One of the main findings of the study was a new variant, ST313 L3, which emerged in Malawi in 2006 and appears to be closely related to ST313 variants from the United Kingdom and Brazil that cause gastrointestinal disease. ST313 L3 was found to be a pan-susceptible linage, meaning it can be treated by a range of antimicrobials.
The Nature study, “provides a snapshot of the large repertoire of genomic changes that shaped the emergence of successful ST313 lineages,” the authors write. This information is valuable because it allows us to determine how invasive certain lineages may be and line up evolutionary changes with real world events. For example, the study suggests that the emergence of ST313 L3 in Malawi in 2006 could be because of the, “phased removal of chloramphenicol from clinical practice following local policy changes in Malawi between 2002 and 2005.” This type of information is important for mitigating antimicrobial resistance because it can help us better understand how pathogens may evolve in response to changes in antimicrobial use.

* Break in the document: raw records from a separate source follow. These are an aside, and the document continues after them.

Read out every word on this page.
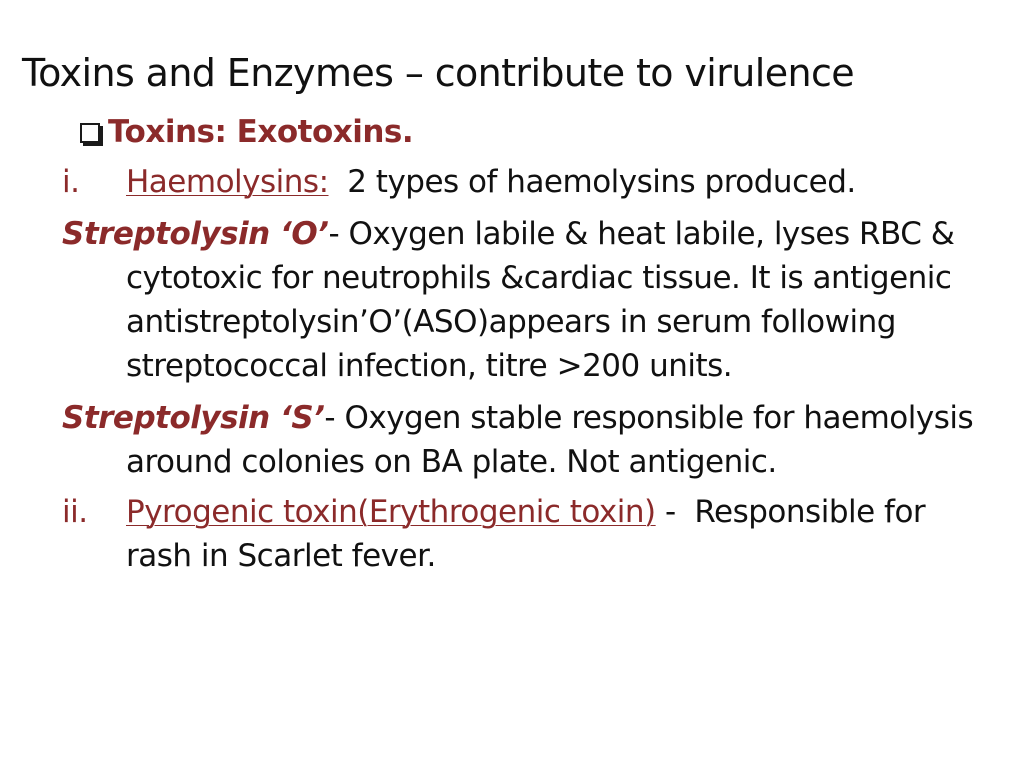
Toxins and Enzymes – contribute to virulence
Toxins: Exotoxins.
i. Haemolysins:  2 types of haemolysins produced.
Streptolysin ‘O’- Oxygen labile & heat labile, lyses RBC & cytotoxic for neutrophils &cardiac tissue. It is antigenic antistreptolysin’O’(ASO)appears in serum following streptococcal infection, titre >200 units.
Streptolysin ‘S’- Oxygen stable responsible for haemolysis around colonies on BA plate. Not antigenic.
ii. Pyrogenic toxin(Erythrogenic toxin) -  Responsible for rash in Scarlet fever.
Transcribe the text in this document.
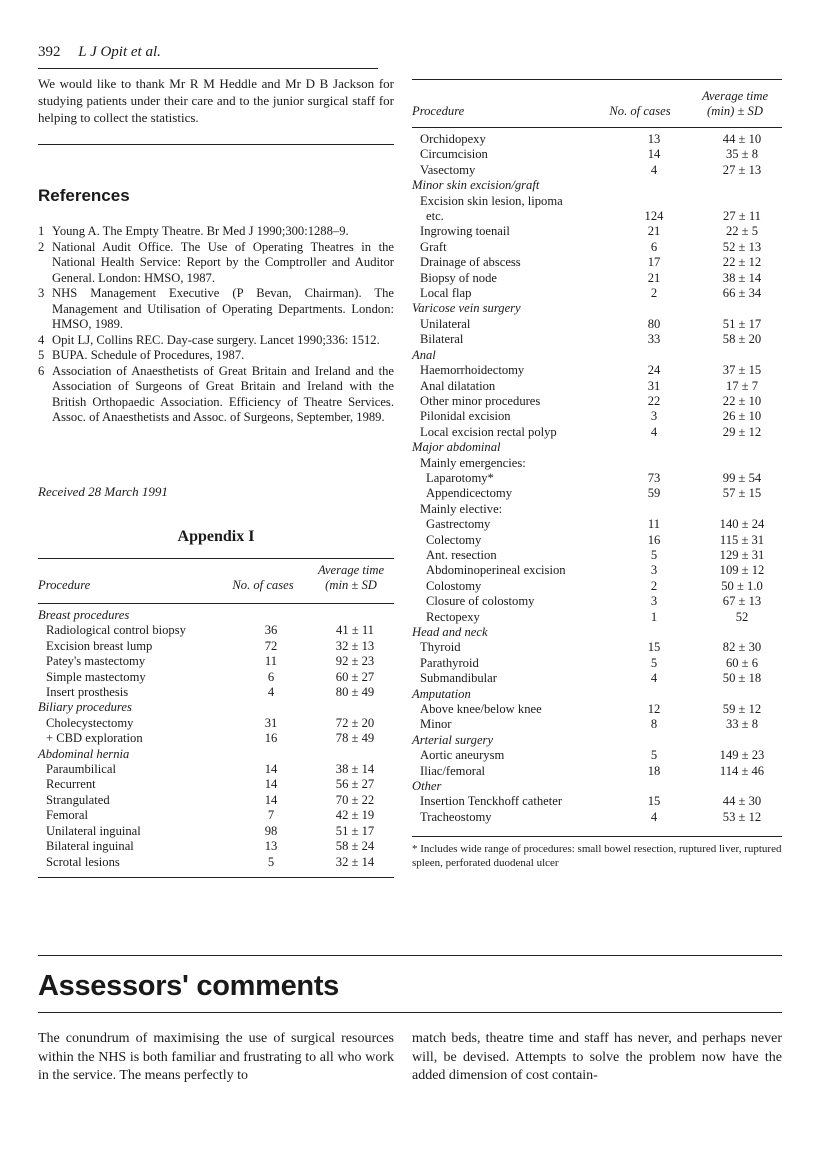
392 L J Opit et al.
We would like to thank Mr R M Heddle and Mr D B Jackson for studying patients under their care and to the junior surgical staff for helping to collect the statistics.
References
1 Young A. The Empty Theatre. Br Med J 1990;300:1288–9.
2 National Audit Office. The Use of Operating Theatres in the National Health Service: Report by the Comptroller and Auditor General. London: HMSO, 1987.
3 NHS Management Executive (P Bevan, Chairman). The Management and Utilisation of Operating Departments. London: HMSO, 1989.
4 Opit LJ, Collins REC. Day-case surgery. Lancet 1990;336: 1512.
5 BUPA. Schedule of Procedures, 1987.
6 Association of Anaesthetists of Great Britain and Ireland and the Association of Surgeons of Great Britain and Ireland with the British Orthopaedic Association. Efficiency of Theatre Services. Assoc. of Anaesthetists and Assoc. of Surgeons, September, 1989.
Received 28 March 1991
Appendix I
		Average time
Procedure	No. of cases	(min ± SD
Breast procedures		
Radiological control biopsy	36	41 ± 11
Excision breast lump	72	32 ± 13
Patey's mastectomy	11	92 ± 23
Simple mastectomy	6	60 ± 27
Insert prosthesis	4	80 ± 49
Biliary procedures		
Cholecystectomy	31	72 ± 20
+ CBD exploration	16	78 ± 49
Abdominal hernia		
Paraumbilical	14	38 ± 14
Recurrent	14	56 ± 27
Strangulated	14	70 ± 22
Femoral	7	42 ± 19
Unilateral inguinal	98	51 ± 17
Bilateral inguinal	13	58 ± 24
Scrotal lesions	5	32 ± 14
		Average time
Procedure	No. of cases	(min) ± SD
Orchidopexy	13	44 ± 10
Circumcision	14	35 ± 8
Vasectomy	4	27 ± 13
Minor skin excision/graft		
Excision skin lesion, lipoma		
etc.	124	27 ± 11
Ingrowing toenail	21	22 ± 5
Graft	6	52 ± 13
Drainage of abscess	17	22 ± 12
Biopsy of node	21	38 ± 14
Local flap	2	66 ± 34
Varicose vein surgery		
Unilateral	80	51 ± 17
Bilateral	33	58 ± 20
Anal		
Haemorrhoidectomy	24	37 ± 15
Anal dilatation	31	17 ± 7
Other minor procedures	22	22 ± 10
Pilonidal excision	3	26 ± 10
Local excision rectal polyp	4	29 ± 12
Major abdominal		
Mainly emergencies:		
Laparotomy*	73	99 ± 54
Appendicectomy	59	57 ± 15
Mainly elective:		
Gastrectomy	11	140 ± 24
Colectomy	16	115 ± 31
Ant. resection	5	129 ± 31
Abdominoperineal excision	3	109 ± 12
Colostomy	2	50 ± 1.0
Closure of colostomy	3	67 ± 13
Rectopexy	1	52
Head and neck		
Thyroid	15	82 ± 30
Parathyroid	5	60 ± 6
Submandibular	4	50 ± 18
Amputation		
Above knee/below knee	12	59 ± 12
Minor	8	33 ± 8
Arterial surgery		
Aortic aneurysm	5	149 ± 23
Iliac/femoral	18	114 ± 46
Other		
Insertion Tenckhoff catheter	15	44 ± 30
Tracheostomy	4	53 ± 12
* Includes wide range of procedures: small bowel resection, ruptured liver, ruptured spleen, perforated duodenal ulcer
Assessors' comments
The conundrum of maximising the use of surgical resources within the NHS is both familiar and frustrating to all who work in the service. The means perfectly to
match beds, theatre time and staff has never, and perhaps never will, be devised. Attempts to solve the problem now have the added dimension of cost contain-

Many pathogens, such as Mycobacterium tuberculosis and Streptococcus pneumoniae, have evolved into multidrug-resistant (MDR) forms specifically because of antibiotic use. Understanding how Salmonella has evolved over the years and across different countries and continents contributes to our knowledge of the global dynamics of antimicrobial resistance. This is one of reasons why the information gathered during the Nature study is not only relevant to instances of Salmonella BSI throughout Africa, but other parts of the world too.
Additionally, diagnostic technologies, such as whole genome sequencing used in this study, are critical for gathering information and conducting research that can inform and drive antimicrobial stewardship worldwide. The ability to study bloodstream isolates and quickly analyze large amounts of data allows us to improve public health by arming us with the information we need to understand microbial evolution, spot trends, appropriately treat patients, and prevent the transmission of disease.